Через минуту он уже храпел беспробудным сном. Через пару часов поднимались, разминая свои занемевшие руки и ноги, март месяц в 1920 г. не был тёплым.
– Пошли, посмотреть лошадей надо, - предложил Петро Трофиму,- да поговорим.
Отойдя на значительное расстояние от отдыхавших, они заметили, что за ними кто-то идёт, пригибаясь по кустам джиды и туранги. Пётр дал знак Трофиму, чтобы он был весь во внимании. Подходившим оказался их земляк Сычёв Иван, тоже из села Герасимовка. Втроём, непрячась, они пошли в сторону пасущихся лошадей, одновременно разговаривая.
- До границы осталось с гулькин нос, - сказал Иван Сычёв, - уж я эту местность знаю. Сейчас будет последнее село Тохты, справа, в балочке под горами. А дальше, как он поведёт? Прямой путь на Китай по долине, через Джунгарские ворота. Второй путь – как запасной – может быть через урочище Чулак, по ущелью реки Чиндалки.

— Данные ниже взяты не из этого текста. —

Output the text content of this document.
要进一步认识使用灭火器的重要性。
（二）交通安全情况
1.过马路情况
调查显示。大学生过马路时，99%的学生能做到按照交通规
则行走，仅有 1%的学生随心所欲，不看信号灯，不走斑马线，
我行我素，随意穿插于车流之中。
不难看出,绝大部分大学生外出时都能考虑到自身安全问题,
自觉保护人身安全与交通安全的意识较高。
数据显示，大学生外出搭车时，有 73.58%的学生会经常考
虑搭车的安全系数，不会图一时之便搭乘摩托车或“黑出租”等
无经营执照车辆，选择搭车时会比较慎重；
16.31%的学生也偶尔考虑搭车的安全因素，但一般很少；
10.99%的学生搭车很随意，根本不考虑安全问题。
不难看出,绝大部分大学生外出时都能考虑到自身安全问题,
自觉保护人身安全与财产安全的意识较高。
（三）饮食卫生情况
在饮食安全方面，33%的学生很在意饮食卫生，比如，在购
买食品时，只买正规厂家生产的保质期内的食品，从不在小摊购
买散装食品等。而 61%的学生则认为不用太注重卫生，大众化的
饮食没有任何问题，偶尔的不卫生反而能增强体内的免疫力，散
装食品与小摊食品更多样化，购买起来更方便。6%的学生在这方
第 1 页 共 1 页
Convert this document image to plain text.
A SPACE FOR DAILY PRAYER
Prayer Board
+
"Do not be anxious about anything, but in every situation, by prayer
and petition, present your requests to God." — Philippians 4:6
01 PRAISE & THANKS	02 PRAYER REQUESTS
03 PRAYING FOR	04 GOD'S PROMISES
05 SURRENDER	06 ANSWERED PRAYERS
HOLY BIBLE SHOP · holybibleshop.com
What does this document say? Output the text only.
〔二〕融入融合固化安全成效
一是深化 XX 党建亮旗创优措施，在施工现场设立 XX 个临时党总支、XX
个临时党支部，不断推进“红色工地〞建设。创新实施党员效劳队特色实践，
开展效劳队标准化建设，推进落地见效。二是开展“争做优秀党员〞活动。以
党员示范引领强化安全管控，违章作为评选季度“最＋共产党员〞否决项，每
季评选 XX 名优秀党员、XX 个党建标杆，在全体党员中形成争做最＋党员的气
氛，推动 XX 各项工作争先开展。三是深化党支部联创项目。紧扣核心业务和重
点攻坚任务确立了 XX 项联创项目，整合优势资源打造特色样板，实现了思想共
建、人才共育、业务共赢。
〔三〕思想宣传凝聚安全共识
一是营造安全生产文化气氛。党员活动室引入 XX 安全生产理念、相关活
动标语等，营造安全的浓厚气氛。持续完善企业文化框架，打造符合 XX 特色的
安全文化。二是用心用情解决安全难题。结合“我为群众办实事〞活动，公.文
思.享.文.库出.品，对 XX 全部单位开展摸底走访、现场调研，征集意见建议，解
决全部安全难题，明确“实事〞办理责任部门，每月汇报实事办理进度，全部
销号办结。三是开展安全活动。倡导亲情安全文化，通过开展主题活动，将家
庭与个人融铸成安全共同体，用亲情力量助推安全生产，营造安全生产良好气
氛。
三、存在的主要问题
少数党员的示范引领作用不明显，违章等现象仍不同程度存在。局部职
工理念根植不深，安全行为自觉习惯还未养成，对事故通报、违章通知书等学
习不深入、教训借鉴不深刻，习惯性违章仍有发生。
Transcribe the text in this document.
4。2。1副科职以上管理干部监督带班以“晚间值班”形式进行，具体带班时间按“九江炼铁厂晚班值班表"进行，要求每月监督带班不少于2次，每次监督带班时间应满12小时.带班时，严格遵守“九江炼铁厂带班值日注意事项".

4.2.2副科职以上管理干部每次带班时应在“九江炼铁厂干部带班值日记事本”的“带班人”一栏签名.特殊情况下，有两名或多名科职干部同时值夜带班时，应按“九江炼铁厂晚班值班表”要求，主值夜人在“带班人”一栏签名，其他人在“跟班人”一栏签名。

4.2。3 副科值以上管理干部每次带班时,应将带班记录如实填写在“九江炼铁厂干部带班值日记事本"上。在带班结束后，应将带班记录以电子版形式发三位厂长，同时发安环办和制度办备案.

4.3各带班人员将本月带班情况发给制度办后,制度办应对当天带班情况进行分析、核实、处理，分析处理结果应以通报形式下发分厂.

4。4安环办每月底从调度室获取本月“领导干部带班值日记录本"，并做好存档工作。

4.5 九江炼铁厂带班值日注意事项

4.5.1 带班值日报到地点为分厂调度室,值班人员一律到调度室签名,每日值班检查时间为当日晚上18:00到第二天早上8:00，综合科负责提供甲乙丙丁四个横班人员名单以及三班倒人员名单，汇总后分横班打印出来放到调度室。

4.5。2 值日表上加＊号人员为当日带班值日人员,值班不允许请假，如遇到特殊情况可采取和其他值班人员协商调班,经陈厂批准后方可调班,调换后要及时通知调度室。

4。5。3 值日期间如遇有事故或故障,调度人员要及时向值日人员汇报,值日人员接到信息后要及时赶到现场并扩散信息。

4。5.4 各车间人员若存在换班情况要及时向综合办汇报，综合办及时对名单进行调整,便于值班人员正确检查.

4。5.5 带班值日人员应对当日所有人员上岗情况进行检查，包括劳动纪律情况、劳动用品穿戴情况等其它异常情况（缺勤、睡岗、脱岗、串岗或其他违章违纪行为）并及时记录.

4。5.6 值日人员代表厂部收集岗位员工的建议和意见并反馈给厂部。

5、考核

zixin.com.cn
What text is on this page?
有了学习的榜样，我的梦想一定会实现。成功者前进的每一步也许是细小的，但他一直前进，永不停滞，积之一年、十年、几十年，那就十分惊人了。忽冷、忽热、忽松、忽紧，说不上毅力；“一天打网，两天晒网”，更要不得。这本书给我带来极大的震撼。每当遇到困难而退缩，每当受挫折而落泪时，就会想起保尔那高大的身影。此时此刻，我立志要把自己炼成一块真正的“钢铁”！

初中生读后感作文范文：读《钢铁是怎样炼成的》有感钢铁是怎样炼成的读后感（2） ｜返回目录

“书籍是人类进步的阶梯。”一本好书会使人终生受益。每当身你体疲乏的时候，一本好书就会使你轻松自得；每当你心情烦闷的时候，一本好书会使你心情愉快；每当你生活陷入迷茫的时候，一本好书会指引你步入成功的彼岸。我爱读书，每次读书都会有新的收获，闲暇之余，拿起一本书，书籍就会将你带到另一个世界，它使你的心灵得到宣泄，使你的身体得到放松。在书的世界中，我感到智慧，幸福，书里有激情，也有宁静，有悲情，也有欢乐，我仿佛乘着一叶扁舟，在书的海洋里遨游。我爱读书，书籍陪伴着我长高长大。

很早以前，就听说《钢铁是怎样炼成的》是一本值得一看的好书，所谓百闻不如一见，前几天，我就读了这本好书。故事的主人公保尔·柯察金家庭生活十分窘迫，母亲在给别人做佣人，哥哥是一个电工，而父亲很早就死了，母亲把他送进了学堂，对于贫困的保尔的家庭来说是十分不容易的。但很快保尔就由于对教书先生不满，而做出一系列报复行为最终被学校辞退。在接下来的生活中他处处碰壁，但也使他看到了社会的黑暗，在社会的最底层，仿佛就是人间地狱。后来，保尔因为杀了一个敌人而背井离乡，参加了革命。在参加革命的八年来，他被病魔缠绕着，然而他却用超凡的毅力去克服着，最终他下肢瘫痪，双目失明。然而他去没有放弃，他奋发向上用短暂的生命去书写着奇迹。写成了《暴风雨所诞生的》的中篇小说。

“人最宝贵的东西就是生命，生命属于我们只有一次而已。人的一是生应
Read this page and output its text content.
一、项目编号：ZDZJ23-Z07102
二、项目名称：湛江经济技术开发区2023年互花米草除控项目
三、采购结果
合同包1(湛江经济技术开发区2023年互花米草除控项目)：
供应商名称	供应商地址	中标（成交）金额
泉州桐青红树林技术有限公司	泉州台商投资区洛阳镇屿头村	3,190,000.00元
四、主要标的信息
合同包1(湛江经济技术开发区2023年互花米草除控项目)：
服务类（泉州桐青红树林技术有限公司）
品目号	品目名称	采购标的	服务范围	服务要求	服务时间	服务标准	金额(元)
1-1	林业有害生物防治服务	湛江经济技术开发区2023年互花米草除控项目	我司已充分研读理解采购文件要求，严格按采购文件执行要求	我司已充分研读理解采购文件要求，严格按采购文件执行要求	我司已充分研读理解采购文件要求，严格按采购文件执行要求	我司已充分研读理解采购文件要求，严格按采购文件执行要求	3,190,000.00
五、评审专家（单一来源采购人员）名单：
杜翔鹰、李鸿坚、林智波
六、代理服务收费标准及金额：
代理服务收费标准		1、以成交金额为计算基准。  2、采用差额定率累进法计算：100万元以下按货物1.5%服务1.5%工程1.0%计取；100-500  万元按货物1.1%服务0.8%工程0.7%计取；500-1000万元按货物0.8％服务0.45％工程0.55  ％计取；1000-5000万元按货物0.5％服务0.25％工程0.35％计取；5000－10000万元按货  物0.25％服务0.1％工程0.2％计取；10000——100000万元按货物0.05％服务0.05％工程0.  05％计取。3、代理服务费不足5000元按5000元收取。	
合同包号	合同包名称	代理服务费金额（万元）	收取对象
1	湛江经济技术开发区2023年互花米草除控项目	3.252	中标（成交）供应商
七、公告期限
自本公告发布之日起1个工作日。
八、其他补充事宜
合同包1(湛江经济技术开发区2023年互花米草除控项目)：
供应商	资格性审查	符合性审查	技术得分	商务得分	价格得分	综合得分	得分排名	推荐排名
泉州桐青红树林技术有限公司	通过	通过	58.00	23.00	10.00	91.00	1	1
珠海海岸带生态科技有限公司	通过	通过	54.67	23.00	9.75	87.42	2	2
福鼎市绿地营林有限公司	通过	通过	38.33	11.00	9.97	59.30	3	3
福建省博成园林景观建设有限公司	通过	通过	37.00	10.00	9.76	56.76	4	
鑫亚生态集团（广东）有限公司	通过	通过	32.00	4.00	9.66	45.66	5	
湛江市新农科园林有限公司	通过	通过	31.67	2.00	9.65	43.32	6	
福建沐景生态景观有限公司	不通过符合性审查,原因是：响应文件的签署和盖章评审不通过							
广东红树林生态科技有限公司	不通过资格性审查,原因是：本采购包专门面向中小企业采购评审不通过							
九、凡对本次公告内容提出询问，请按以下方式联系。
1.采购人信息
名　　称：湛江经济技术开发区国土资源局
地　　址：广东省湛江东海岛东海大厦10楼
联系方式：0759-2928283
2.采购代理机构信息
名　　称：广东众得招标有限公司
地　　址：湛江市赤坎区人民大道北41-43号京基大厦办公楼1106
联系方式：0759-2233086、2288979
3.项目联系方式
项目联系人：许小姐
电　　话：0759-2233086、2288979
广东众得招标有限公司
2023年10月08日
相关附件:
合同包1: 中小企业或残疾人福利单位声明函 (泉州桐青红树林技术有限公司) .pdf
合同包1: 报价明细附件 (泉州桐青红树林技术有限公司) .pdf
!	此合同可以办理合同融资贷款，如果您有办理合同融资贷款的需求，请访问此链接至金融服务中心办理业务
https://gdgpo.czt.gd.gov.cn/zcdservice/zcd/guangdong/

То, что все трое понимали обстановку и знали местность, как свои пять пальцев, давало большое преимущество перед другими участниками белого движения.
- Только так, Иван и Трофим, больше мы не собираемся с вами вместе, друг к другу даже не подходить – скомандовал Ткачёв Петр. Сейчас скоро обед, садитесь кушать в разные места, больше слушайте, что говорят другие бойцы. Сами меньше говорите, это вам не надо – исповедоваться. Всё равно должно быть сейчас, как пить дать, объявлено о новых планах отряда. Я это чувствую. Нам не надо других подбирать в свою команду, хватит и нас троих.
Поймав своих лошадей, распутали и подвели их ближе к лагерю отдыха. Весело горели огни под казанами, варилась гречневая каша с салом, бойцы приходили в чувство после ночного марш-броска, да после отдыха на потниках и сёдлах вместо подушек. Обед прошёл штатно, без каких-либо объявлений, как будто бы отряд и не находился в пятнадцати – двадцати верстах от государственной границы с Китаем.
Шумела речка Ргайты, перекатываясь по руслу с камня на камень, вниз по склону долины к неглубокому озеру Жаланашколь. Озёрная, водная гладь была видна невооружённым глазом. Видны были на противоположном берегу даже отдельно стоящие кустарники, заросли полёгшего камыша. Лёгкий ветер создавал на озере мелкие волны, казалось, что озеро Жаланашколь кишит рыбой, которой не хватает воды, рыба блестит на солнце своей чешуёй.